Counts 3 and 4: In the evening of December 9, 2018 Ronisha Belgrove was returning to her home at the housing complex when Jones began to follow her and then blocked her path. Belgrove returned to the car of the friend who had brought her home; Jones followed her. Belgrove got inside the car and phoned the police. As the friend started to drive them away, Jones kicked the car, causing a dent. The driver’s insurance paid for the repair except for a $500 deductible. Jones denied this incident had taken place.
Count 5: On December 21, 2018 Jones tried to attend a dinner that was limited to veterans who were participating in certain programs. He was refused entrance by Oliver Haddad, who was sitting at a table in the cafeteria, checking in guests. Jones left but returned moments later. When Haddad again refused to let Jones in, Jones slammed his hands on the table, said “Fuck you,” and flipped the table onto Haddad’s chest. After both men went outside, Jones picked up a lawn chair and threw it toward Haddad. It was stipulated that Haddad told police officers Jones had thrown the chair toward the building and it landed 10 feet away from him. Jones testified it was his understanding he was eligible for dinner because he had a meal ticket. He was angry when Haddad refused to admit him, and the two men argued. Jones denied flipping the table and explained he had thrown the chair out of his way when he was leaving; he did not throw it at Haddad.

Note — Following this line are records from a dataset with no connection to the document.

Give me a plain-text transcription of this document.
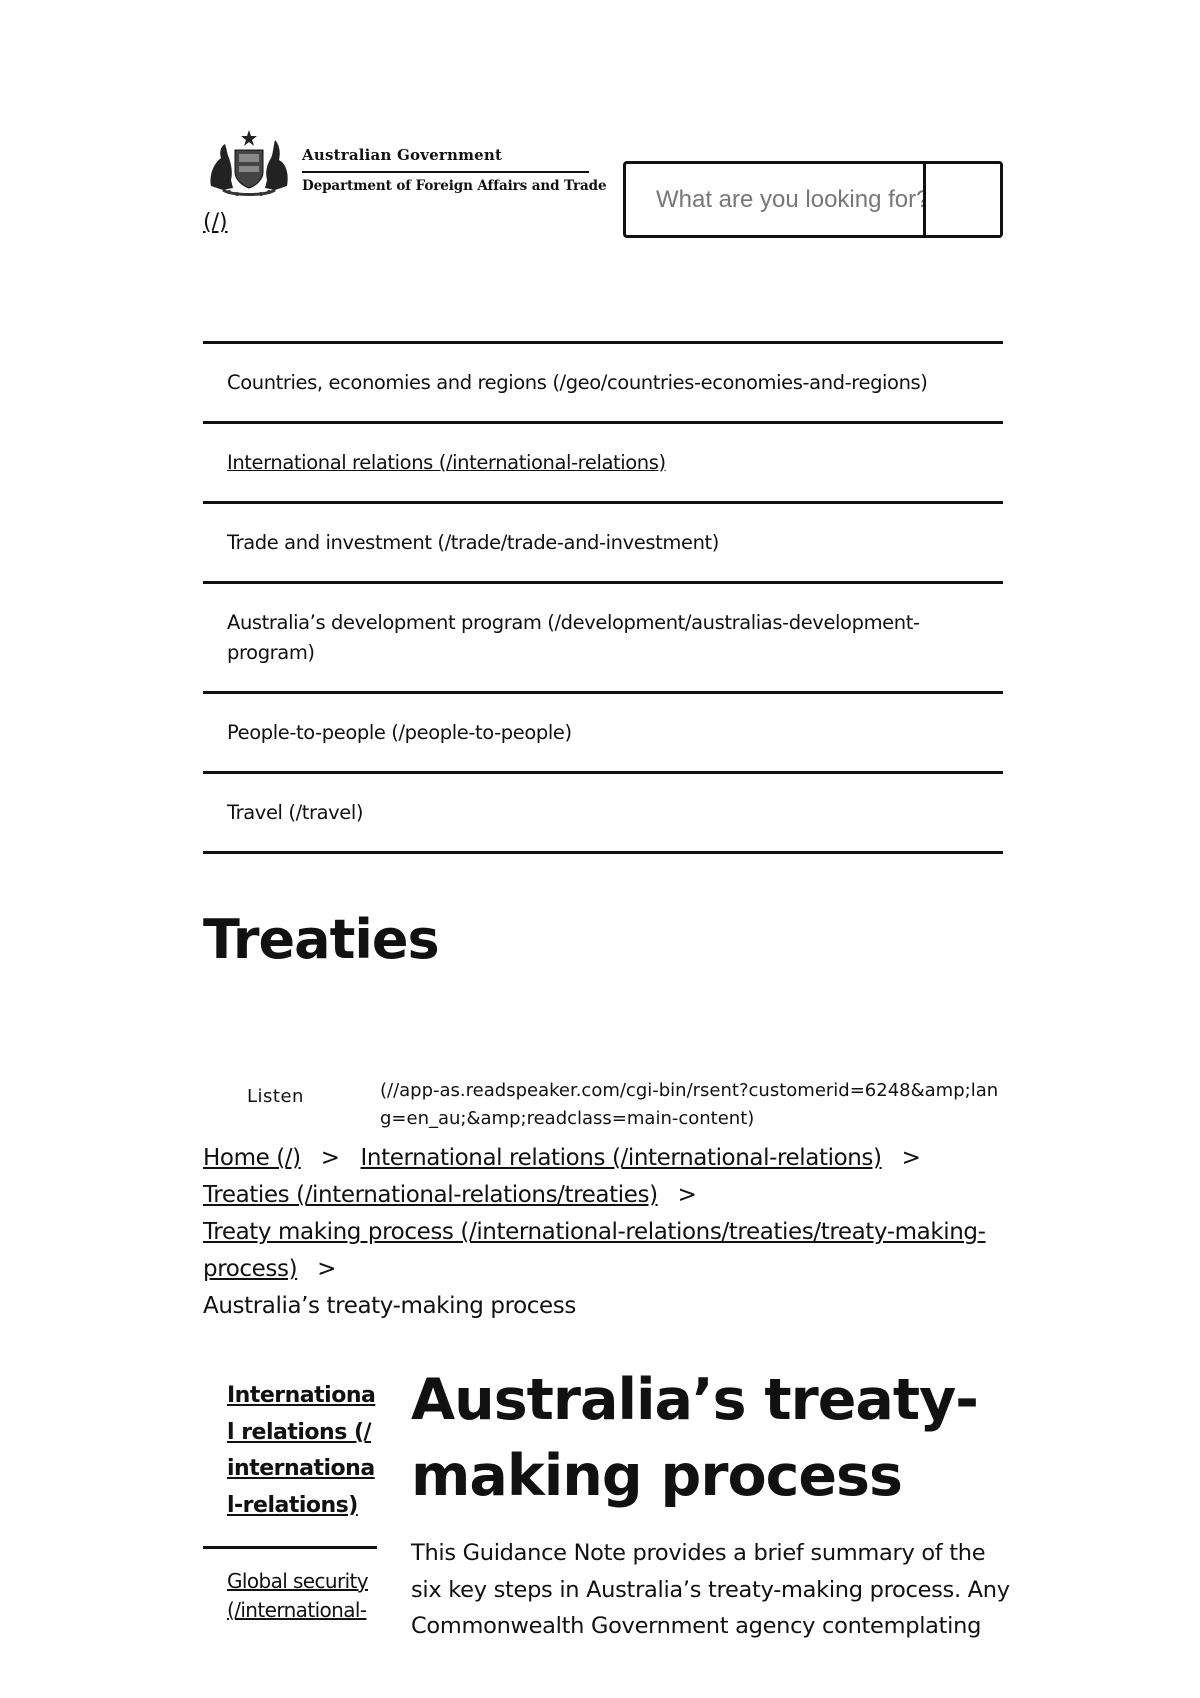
Australian Government
Department of Foreign Affairs and Trade
(/)
What are you looking for?
Countries, economies and regions (/geo/countries-economies-and-regions)
International relations (/international-relations)
Trade and investment (/trade/trade-and-investment)
Australia’s development program (/development/australias-development-program)
People-to-people (/people-to-people)
Travel (/travel)
Treaties
Listen	(//app-as.readspeaker.com/cgi-bin/rsent?customerid=6248&amp;lang=en_au;&amp;readclass=main-content)
Home (/) > International relations (/international-relations) >
Treaties (/international-relations/treaties) >
Treaty making process (/international-relations/treaties/treaty-making-process) >
Australia’s treaty-making process
International relations (/international-relations)
Global security (/international-
Australia’s treaty-making process

This Guidance Note provides a brief summary of the six key steps in Australia’s treaty-making process. Any Commonwealth Government agency contemplating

Count 6: On February 21, 2019 Jontez Bridges, a maintenance employee at the complex, greeted Jones. Jones asked her for a hug. She refused. Jones tried to hug her and grabbed for her jacket when she pulled away from him. Jones testified he and Bridges were friendly and he had asked for a hug without malice or sexual intent. He had no indication she was uncomfortable during their exchange.
Count 2: On March 6, 2019 Jones was told he was being evicted because of behavior issues. Confronted by two sheriff’s deputies and several housing complex employees, Jones ran to the social hall and used a chair to smash eight television monitors. The vandalism was recorded by the complex’s security cameras. When installed several years earlier, each television cost $3,395. Jones acknowledged he became upset when he was told he was being evicted and threw chairs at the televisions in the social hall.
The jury found Jones not guilty of assault with a deadly weapon (count 5) and guilty on all other charges. It found true the allegation he had inflicted great bodily injury on Hill.
At sentencing the court imposed an aggregate state prison term of eight years four months: the upper term of four years for assault by means of force likely to cause great bodily injury, plus three years for the great bodily injury enhancement, and consecutive terms of eight months (one-third the middle term) for each of the two vandalism counts. The court imposed concurrent terms of one year for false imprisonment and six months for battery. Jones was awarded 217 days of custody credit.
Jones filed a notice of appeal on October 22, 2019.
We appointed counsel to represent Jones on appeal. After reviewing the record, counsel filed a brief raising no issues. On February 2, 2021 counsel wrote Jones and advised him he had 30 days within which to submit any contentions or issues he wished the court to consider. We sent a similar notice to Jones on February 5, 2021. We have received no response.
We have examined the record and are satisfied appellate counsel for Jones has complied with counsel’s responsibilities and there are no arguable issues. (Smith v. Robbins (2000) 528 U.S. 259, 277-284; People v. Kelly (2006) 40 Cal.4th 106, 118-119; People v. Wende (1979) 25 Cal.3d 436, 441-442.)
The judgment is affirmed.
PERLUSS, P. J.
 Statutory references are to this code.